Cognitive impairment in schizophrenia: relationships with cortical thickness in fronto-temporal regions, and dissociability from symptom severity

Cognitive impairments are a core and persistent characteristic of schizophrenia with implications for daily functioning. These show only limited response to antipsychotic treatment and their neural basis is not well characterised. Previous studies point to relationships between cortical thickness and cognitive performance in fronto-temporal brain regions in schizophrenia patients (SZH). There is also evidence that these relationships might be independent of symptom severity, suggesting dissociable disease processes. We set out to explore these possibilities in a sample of 70 SZH and 72 age and gender-matched healthy controls (provided by the Center of Biomedical Research Excellence (COBRE)). Cortical thickness within fronto-temporal regions implicated by previous work was considered in relation to performance across various cognitive domains (from the MATRICS Cognitive Battery). Compared to controls, SZH had thinner cortices across most fronto-temporal regions and significantly lower performance on all cognitive domains. Robust relationships with cortical thickness were found: visual learning and attention performance correlated with bilateral superior and middle frontal thickness in SZH only.
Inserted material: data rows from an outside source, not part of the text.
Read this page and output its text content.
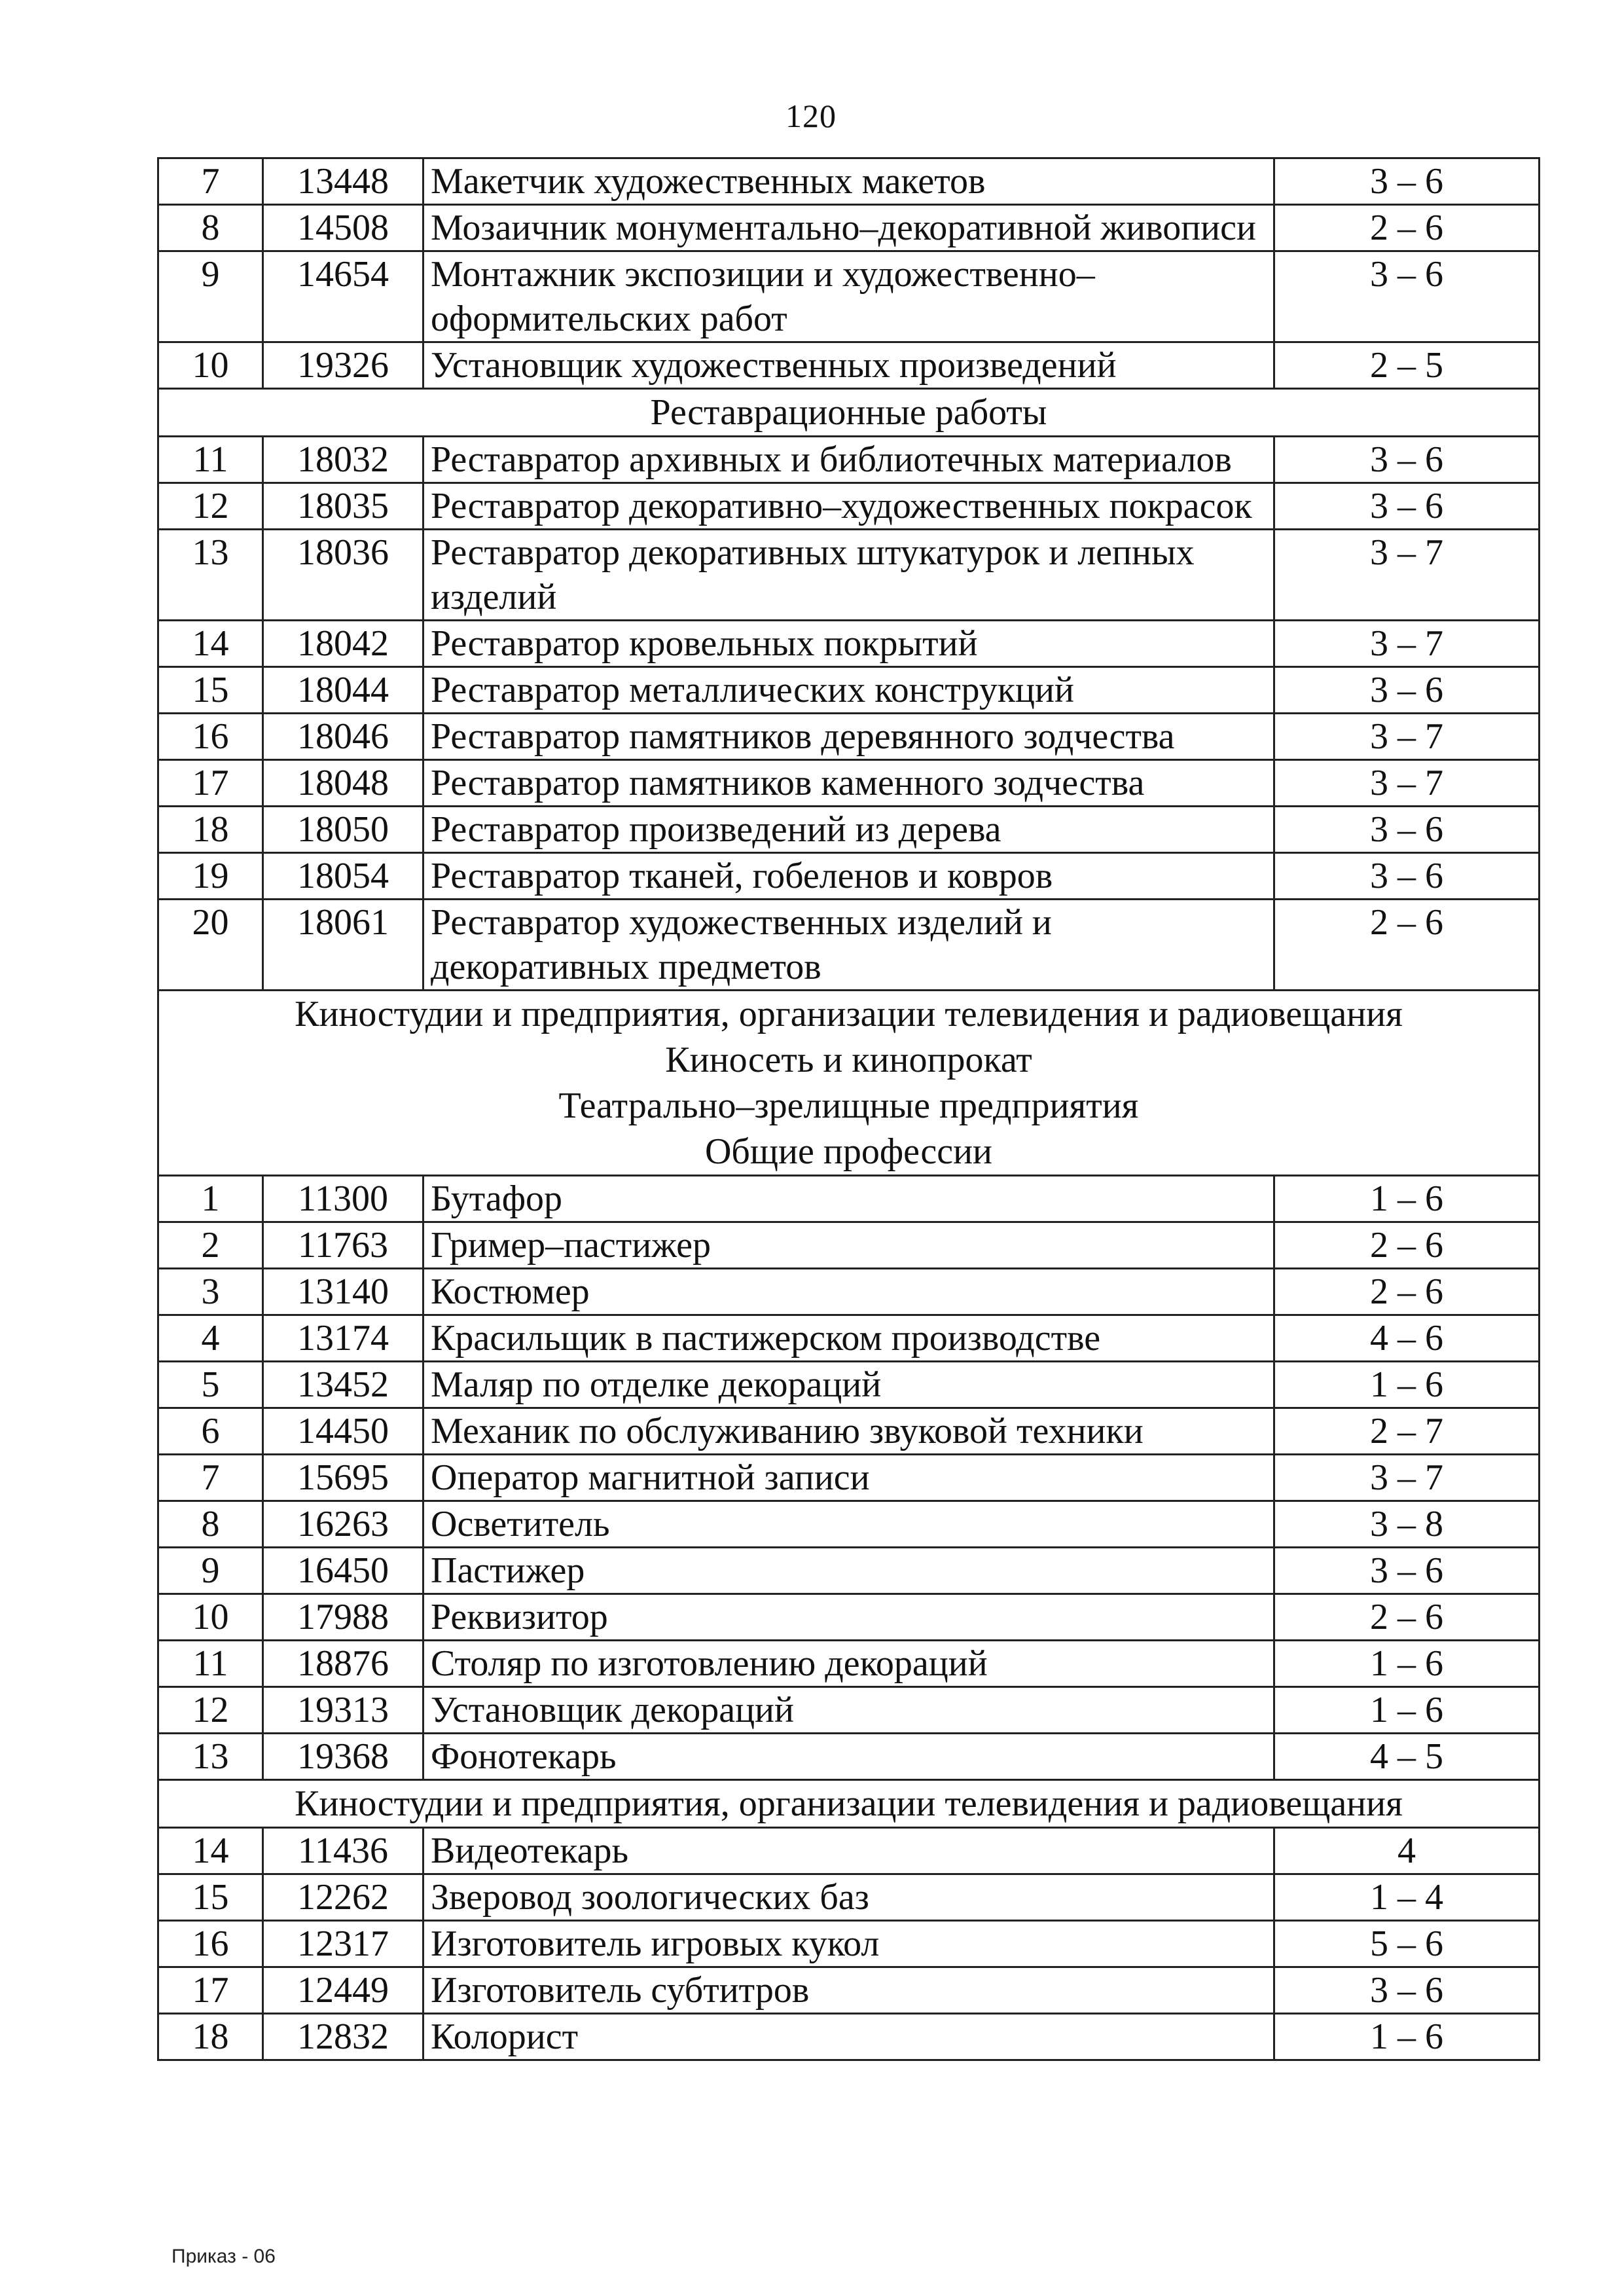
120
7	13448	Макетчик художественных макетов	3 – 6
8	14508	Мозаичник монументально–декоративной живописи	2 – 6
9	14654	Монтажник экспозиции и художественно–оформительских работ	3 – 6
10	19326	Установщик художественных произведений	2 – 5

Реставрационные работы			

11	18032	Реставратор архивных и библиотечных материалов	3 – 6
12	18035	Реставратор декоративно–художественных покрасок	3 – 6
13	18036	Реставратор декоративных штукатурок и лепных изделий	3 – 7
14	18042	Реставратор кровельных покрытий	3 – 7
15	18044	Реставратор металлических конструкций	3 – 6
16	18046	Реставратор памятников деревянного зодчества	3 – 7
17	18048	Реставратор памятников каменного зодчества	3 – 7
18	18050	Реставратор произведений из дерева	3 – 6
19	18054	Реставратор тканей, гобеленов и ковров	3 – 6
20	18061	Реставратор художественных изделий и декоративных предметов	2 – 6

Киностудии и предприятия, организации телевидения и радиовещания
Киносеть и кинопрокат
Театрально–зрелищные предприятия
Общие профессии			

1	11300	Бутафор	1 – 6
2	11763	Гример–пастижер	2 – 6
3	13140	Костюмер	2 – 6
4	13174	Красильщик в пастижерском производстве	4 – 6
5	13452	Маляр по отделке декораций	1 – 6
6	14450	Механик по обслуживанию звуковой техники	2 – 7
7	15695	Оператор магнитной записи	3 – 7
8	16263	Осветитель	3 – 8
9	16450	Пастижер	3 – 6
10	17988	Реквизитор	2 – 6
11	18876	Столяр по изготовлению декораций	1 – 6
12	19313	Установщик декораций	1 – 6
13	19368	Фонотекарь	4 – 5

Киностудии и предприятия, организации телевидения и радиовещания			

14	11436	Видеотекарь	4
15	12262	Зверовод зоологических баз	1 – 4
16	12317	Изготовитель игровых кукол	5 – 6
17	12449	Изготовитель субтитров	3 – 6
18	12832	Колорист	1 – 6
Приказ - 06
Correlations between attention performance and right transverse temporal thickness were also specific to SZH. Findings point to the importance of these regions for cognitive performance in SZH, possibly reflecting compensatory processes and/or aberrant connectivity. No links to symptom severity were observed in these regions, suggesting these relationships are dissociable from underlying psychotic symptomology. Findings enhance understanding of the brain structural underpinnings and possible aetiology of cognitive impairment in SZH.